The paper proposes a novel distribution-aware Hadamard quantization scheme for INRs that standardizes diverse layer distributions, enabling effective quantization of weights and activations with hardware benefits.

Findings

Reduces latency by 32.7%

Decreases energy consumption by 40.1%

Up to 98.3% resource reduction

Abstract

Implicit Neural Representations (INRs) encode discrete signals using Multi-Layer Perceptrons (MLPs) with complex activation functions. While INRs achieve superior performance, they depend on full-precision number representation for accurate computation, resulting in significant hardware overhead.

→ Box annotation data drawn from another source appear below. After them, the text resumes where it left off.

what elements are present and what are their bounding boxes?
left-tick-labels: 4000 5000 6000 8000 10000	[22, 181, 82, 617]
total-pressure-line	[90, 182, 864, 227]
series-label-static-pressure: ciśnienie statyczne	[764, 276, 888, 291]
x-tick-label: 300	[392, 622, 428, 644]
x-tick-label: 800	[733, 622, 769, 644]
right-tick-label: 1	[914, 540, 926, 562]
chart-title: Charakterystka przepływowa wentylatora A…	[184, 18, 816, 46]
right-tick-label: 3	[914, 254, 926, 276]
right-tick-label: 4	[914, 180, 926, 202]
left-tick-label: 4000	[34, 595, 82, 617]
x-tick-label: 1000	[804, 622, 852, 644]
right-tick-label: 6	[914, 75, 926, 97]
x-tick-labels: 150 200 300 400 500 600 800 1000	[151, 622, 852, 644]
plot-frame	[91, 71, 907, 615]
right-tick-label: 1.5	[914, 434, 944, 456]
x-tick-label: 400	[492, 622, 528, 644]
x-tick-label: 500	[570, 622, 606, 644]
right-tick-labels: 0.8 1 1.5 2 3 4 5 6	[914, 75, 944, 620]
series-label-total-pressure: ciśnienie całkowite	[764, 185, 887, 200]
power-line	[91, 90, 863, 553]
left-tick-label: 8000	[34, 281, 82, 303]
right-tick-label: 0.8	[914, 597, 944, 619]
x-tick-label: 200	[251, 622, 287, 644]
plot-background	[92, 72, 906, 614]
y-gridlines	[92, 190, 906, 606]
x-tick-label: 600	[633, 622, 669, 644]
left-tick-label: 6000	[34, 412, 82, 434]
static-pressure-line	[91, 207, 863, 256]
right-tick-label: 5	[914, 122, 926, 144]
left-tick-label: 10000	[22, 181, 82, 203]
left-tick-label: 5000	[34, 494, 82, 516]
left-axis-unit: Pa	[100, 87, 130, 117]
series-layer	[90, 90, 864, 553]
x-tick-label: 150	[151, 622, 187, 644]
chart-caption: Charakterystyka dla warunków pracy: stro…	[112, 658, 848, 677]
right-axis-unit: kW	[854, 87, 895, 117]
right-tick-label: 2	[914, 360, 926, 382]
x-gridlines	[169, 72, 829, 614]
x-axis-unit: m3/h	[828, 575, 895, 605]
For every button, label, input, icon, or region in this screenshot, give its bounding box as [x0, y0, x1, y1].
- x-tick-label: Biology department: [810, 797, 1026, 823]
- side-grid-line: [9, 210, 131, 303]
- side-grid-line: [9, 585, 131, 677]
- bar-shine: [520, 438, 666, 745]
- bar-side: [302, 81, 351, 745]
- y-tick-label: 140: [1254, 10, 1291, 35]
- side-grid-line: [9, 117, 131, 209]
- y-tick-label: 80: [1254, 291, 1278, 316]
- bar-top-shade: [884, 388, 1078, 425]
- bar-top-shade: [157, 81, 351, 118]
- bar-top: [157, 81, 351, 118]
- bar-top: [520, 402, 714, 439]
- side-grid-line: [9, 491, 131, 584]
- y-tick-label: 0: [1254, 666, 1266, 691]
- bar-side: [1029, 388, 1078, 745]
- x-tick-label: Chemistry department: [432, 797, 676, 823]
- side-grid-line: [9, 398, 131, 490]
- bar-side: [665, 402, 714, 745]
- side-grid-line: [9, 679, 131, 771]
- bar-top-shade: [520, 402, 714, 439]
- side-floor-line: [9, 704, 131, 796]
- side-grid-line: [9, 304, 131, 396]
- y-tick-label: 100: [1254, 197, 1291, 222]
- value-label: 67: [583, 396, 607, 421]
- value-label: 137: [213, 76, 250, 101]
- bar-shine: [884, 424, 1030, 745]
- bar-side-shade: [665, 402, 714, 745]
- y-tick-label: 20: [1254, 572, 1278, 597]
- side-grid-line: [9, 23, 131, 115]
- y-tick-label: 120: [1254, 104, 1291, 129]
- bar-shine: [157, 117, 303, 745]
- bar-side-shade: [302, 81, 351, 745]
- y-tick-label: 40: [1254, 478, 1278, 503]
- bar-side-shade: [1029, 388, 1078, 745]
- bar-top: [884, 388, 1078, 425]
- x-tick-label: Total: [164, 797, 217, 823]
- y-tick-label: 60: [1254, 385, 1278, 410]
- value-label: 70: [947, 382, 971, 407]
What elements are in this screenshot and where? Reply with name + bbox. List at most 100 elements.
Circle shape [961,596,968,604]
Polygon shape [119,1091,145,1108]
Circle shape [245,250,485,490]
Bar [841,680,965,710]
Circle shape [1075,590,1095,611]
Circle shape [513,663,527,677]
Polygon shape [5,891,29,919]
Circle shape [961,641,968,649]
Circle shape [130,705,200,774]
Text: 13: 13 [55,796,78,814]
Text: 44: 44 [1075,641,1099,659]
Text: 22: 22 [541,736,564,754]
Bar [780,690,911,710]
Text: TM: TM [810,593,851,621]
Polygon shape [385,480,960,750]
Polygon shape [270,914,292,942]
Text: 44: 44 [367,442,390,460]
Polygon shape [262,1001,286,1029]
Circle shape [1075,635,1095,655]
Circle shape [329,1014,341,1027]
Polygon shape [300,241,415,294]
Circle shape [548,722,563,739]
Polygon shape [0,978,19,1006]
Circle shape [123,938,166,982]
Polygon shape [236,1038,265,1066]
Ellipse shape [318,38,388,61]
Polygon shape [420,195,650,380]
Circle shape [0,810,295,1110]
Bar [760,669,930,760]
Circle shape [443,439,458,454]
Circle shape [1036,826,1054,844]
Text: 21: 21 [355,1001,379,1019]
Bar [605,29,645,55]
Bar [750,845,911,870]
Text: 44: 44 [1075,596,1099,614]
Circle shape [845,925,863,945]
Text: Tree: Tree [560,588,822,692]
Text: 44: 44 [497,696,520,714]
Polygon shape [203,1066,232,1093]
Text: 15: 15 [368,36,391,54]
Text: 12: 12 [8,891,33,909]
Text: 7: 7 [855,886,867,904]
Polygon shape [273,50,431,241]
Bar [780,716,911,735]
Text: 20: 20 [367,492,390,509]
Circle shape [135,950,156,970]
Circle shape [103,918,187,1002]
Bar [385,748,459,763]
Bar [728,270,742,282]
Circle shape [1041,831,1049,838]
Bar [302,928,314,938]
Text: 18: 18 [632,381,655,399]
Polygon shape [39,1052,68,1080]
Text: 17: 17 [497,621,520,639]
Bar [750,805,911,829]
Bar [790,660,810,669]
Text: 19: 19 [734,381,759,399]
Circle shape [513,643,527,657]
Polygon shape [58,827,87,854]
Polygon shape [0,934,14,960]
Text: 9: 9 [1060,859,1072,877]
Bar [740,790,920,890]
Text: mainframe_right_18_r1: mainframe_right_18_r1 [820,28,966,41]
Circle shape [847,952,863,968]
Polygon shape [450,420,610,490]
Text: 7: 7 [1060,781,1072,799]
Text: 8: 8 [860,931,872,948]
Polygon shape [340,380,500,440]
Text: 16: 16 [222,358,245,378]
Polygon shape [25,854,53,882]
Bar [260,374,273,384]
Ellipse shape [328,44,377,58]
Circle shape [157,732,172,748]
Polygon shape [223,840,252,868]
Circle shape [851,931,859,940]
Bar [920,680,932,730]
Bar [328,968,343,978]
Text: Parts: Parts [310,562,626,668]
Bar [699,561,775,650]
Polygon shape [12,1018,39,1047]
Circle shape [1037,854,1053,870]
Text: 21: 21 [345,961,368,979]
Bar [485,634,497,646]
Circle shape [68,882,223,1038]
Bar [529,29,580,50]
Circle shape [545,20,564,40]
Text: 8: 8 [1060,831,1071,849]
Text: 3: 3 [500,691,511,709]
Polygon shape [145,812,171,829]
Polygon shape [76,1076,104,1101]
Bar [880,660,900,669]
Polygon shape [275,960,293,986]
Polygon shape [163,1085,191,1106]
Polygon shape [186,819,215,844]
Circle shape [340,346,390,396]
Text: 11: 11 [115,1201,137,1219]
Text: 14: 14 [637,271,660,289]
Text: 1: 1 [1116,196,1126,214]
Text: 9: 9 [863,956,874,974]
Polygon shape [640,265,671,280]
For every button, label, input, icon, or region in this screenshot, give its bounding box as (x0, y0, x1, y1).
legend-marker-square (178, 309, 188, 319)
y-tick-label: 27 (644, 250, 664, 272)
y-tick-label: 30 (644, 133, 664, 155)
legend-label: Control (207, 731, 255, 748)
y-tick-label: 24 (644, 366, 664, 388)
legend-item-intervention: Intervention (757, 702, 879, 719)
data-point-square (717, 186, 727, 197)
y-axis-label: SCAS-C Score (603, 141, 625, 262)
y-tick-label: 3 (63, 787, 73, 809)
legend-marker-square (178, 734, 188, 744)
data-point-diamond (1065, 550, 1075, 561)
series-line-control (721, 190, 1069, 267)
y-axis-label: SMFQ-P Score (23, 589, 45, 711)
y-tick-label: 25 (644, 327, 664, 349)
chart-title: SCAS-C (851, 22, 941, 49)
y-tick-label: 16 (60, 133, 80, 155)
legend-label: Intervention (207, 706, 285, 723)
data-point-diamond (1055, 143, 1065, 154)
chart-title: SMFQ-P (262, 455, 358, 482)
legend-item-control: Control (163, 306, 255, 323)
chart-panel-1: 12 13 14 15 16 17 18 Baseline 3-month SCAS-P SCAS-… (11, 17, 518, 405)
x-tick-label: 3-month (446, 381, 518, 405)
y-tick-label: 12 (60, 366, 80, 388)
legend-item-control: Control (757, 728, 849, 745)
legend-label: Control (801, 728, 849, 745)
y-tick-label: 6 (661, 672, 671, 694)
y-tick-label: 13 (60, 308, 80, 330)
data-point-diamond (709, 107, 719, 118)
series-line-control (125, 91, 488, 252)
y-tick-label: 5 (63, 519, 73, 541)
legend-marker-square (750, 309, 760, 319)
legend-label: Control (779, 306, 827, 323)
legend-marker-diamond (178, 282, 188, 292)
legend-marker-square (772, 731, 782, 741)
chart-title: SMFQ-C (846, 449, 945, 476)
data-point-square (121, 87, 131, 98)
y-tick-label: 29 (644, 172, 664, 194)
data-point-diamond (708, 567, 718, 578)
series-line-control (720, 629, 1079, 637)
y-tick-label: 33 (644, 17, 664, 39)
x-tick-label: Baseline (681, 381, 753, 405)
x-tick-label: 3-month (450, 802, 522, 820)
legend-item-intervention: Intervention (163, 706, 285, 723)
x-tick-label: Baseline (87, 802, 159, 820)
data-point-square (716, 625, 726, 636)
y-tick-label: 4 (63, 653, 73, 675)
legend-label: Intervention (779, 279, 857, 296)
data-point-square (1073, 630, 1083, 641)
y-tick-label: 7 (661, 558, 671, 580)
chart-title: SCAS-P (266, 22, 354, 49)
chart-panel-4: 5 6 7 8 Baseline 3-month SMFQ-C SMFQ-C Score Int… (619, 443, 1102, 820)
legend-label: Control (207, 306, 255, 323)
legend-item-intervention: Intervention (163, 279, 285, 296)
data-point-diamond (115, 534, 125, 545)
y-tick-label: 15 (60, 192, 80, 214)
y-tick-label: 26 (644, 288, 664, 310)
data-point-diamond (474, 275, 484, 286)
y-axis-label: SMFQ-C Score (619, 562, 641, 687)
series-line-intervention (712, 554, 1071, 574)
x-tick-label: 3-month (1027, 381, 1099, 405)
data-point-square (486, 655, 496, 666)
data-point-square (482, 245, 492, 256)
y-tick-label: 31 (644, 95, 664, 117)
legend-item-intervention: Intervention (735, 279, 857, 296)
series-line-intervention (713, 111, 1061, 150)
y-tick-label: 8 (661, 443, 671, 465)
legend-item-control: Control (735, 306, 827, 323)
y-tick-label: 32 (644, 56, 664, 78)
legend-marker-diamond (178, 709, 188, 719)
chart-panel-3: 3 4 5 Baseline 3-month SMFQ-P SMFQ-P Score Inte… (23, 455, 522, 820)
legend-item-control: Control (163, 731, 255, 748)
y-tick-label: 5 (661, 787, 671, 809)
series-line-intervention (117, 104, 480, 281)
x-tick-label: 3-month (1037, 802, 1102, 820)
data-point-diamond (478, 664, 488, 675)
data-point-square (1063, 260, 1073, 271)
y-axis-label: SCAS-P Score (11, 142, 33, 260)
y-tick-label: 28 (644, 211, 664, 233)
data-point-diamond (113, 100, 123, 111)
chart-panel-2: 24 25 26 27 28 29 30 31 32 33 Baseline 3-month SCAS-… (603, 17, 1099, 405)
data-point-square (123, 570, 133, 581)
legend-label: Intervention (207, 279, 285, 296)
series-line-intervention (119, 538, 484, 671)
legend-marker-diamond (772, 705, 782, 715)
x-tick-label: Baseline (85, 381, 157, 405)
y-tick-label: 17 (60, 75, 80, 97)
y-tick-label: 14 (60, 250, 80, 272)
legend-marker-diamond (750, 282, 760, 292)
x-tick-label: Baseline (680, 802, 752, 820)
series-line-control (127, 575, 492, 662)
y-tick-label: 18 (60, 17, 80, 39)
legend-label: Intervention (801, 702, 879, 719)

Previous INR quantization approaches have primarily focused on weight quantization, offering only limited hardware savings due to the lack of activation quantization. To fully exploit the hardware benefits of quantization, we propose DHQ, a novel distribution-aware Hadamard quantization scheme that targets both weights and activations in INRs. Our analysis shows that the weights in the first and last layers have distributions distinct from those in the intermediate layers, while the activations in the last layer differ significantly from those in the preceding layers. Instead of customizing quantizers individually, we utilize the Hadamard transformation to standardize these diverse distributions into a unified bell-shaped form, supported by both empirical evidence and theoretical analysis, before applying a standard quantizer. To demonstrate the practical advantages of our approach, we present an FPGA implementation of DHQ that highlights its hardware efficiency. Experiments on diverse image reconstruction tasks show that DHQ outperforms previous quantization methods, reducing latency by 32.7\%, energy consumption by 40.1\%, and resource utilization by up to 98.3\% compared to full-precision counterparts.